Mas sobretudo encontramos muitas pessoas a caminho, desde a manhã até à tarde, que chegamos ao nosso destino, numa longa romaria que nunca acabava. Mulheres, muitas mulheres, sempre com alguma carga na cabeça, e nalguns casos, com a criança as costas; crianças, muitas crianças, em idade escolar que entravam e saiam das escolas localizadas ao longo da estrada; o conhecido transporte e público de caixa aberta, repleto até desbordar de passageiros, que comunicava uma vila com outra, também de vez em quando, os machibombos de longo recorrido e os camiões de grande tonelagem. Os típicos mercados a beira da estrada, a peças de arte em argila, as esteiras, tudo apareciam numa descontínua exposição para quem estiver interessado.
De novo o encontro fraterno, gratificou a nossa chegada. As cinco jovens, que estão em processo de discernimento vocacional, acolheram-nos com a alegria própria delas. Como sempre, surge espontâneo o partilhar das novidades do caminho e das noticias de todas e de todo, que nunca acabam.
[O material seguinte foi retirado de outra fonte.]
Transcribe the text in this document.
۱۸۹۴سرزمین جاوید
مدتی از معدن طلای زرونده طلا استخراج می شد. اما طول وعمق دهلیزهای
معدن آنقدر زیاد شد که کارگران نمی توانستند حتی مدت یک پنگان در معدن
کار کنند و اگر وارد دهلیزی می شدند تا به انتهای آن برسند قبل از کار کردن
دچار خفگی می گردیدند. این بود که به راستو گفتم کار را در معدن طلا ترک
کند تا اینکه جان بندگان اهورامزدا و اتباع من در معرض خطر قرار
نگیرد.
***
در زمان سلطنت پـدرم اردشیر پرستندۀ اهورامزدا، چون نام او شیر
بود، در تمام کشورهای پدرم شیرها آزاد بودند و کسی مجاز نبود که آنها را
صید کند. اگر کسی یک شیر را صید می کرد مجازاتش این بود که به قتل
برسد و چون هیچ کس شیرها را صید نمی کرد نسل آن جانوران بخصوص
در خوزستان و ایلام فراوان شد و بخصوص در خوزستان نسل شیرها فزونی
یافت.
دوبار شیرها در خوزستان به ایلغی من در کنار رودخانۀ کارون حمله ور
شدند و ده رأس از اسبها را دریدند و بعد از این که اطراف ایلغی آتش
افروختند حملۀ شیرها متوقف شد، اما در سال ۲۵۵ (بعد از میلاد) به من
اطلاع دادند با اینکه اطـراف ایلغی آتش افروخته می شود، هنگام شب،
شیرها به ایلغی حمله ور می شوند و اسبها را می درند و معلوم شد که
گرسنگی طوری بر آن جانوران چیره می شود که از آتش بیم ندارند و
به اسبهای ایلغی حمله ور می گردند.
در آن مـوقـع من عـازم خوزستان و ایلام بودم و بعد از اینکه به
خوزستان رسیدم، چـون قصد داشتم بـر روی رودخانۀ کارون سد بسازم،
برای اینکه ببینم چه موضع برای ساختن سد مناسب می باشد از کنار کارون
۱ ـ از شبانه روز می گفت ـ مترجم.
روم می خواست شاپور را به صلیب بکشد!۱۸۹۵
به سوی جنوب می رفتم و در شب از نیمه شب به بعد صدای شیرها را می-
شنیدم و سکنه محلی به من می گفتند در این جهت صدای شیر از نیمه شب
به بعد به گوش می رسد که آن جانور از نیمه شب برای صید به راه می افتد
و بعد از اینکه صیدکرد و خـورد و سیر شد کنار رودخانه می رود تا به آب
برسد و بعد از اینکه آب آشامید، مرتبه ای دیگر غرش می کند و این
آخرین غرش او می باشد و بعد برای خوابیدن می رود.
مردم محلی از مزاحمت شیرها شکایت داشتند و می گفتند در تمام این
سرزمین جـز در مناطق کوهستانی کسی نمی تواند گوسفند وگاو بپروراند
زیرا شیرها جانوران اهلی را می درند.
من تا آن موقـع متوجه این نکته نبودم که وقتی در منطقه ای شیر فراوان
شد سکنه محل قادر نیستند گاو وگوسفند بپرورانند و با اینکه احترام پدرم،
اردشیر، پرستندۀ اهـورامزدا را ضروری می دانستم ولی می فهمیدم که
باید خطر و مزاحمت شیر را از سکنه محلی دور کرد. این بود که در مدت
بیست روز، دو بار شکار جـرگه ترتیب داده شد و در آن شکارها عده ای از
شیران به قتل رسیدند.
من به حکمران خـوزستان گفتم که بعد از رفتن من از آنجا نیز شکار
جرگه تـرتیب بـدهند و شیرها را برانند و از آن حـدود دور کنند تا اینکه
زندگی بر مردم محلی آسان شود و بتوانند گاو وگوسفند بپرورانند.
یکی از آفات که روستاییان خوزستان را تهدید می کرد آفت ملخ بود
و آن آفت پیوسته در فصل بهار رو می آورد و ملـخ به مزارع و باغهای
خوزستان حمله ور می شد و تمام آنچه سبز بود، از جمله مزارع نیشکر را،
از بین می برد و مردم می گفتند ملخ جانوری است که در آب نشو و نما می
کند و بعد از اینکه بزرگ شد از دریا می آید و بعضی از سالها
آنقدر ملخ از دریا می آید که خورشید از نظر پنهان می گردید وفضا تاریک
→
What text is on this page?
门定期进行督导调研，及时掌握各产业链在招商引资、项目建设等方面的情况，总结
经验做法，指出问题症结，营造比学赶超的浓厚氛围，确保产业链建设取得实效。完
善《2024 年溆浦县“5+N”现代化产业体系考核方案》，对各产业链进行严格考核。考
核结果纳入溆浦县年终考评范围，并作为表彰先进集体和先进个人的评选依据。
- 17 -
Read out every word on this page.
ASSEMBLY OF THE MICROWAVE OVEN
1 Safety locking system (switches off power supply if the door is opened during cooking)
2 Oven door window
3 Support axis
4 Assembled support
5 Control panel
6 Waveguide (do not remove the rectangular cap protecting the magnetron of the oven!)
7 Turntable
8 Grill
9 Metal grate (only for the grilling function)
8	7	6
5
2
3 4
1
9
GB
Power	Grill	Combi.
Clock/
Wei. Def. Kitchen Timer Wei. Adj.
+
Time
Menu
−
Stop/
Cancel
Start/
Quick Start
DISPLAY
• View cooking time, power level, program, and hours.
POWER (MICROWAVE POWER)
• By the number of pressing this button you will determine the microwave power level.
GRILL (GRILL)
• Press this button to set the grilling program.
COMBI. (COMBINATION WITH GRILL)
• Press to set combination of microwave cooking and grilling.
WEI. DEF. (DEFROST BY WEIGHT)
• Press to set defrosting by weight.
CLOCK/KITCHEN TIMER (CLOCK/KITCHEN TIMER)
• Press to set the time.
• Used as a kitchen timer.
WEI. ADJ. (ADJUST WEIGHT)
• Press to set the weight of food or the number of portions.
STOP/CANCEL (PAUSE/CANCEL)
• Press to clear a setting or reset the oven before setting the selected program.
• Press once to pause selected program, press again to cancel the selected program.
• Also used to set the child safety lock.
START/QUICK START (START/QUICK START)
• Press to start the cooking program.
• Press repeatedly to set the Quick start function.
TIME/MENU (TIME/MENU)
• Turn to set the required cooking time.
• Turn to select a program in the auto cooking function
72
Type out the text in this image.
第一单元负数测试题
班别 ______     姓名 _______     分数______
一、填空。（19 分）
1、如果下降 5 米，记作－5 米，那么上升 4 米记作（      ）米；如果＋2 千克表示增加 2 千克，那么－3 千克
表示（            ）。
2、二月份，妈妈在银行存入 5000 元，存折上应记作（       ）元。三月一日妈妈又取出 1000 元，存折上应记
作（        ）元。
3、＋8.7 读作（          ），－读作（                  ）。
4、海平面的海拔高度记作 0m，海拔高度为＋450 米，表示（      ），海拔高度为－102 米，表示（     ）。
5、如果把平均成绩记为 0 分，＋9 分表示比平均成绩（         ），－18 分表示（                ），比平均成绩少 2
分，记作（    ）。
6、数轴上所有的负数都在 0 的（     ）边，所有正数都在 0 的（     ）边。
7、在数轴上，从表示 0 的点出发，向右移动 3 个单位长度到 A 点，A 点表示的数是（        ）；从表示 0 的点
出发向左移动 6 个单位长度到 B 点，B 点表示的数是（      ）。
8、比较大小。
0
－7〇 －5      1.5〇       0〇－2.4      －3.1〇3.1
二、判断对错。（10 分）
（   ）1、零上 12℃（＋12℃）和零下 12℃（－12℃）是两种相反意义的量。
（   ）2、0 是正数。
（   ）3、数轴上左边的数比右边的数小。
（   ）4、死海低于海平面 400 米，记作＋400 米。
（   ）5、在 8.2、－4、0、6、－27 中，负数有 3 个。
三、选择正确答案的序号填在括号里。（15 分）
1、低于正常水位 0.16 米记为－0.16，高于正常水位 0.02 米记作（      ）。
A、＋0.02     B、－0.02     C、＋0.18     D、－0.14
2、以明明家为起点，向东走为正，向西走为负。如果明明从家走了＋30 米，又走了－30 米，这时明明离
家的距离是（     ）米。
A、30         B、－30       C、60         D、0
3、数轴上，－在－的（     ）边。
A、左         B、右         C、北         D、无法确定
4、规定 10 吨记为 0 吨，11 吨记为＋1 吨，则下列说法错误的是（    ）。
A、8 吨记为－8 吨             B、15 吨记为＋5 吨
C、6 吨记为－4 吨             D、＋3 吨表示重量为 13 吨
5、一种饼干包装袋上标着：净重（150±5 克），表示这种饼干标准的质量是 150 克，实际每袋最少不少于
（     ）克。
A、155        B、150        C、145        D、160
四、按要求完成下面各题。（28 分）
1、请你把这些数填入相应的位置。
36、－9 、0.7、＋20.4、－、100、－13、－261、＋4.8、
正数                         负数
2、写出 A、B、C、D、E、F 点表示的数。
E ao dia seguinte começamos a contactar com a realidade na qual vivem as irmãs. Um breve passeio a praia era obrigatório para confirmar que estávamos à beira do oceano Indico, que nos regalou a sua serenidade e beleza. Seguidamente programamos os nossos trabalhos e contactos neste fim-de-semana. Seguimos o mesmo esquema de reflexão e trabalho.
Reflectir, dialogar e rezar sobre a nossa vida e missão é renovador e reconfortante. Percebemos que a vida missionaria vai avançando porque o Reino de Deus já esta presente entre nós. As orientações pastorais da Equipe Missionária, ajudaram a concretizar as intuições que as irmãs desde há tempo sentiam. Foi iniciado um processo de visitas e aproximação às famílias da Paróquia, nas suas próprias casas, agrupadas em pequenos núcleos. Em cada uma delas reza-se, abençoa-se a casa e se convive fraternalmente. Este dinamismo novo está dentro do contexto do Ano da Fé e da formação mais aprofundada dos conteúdos doutrinais.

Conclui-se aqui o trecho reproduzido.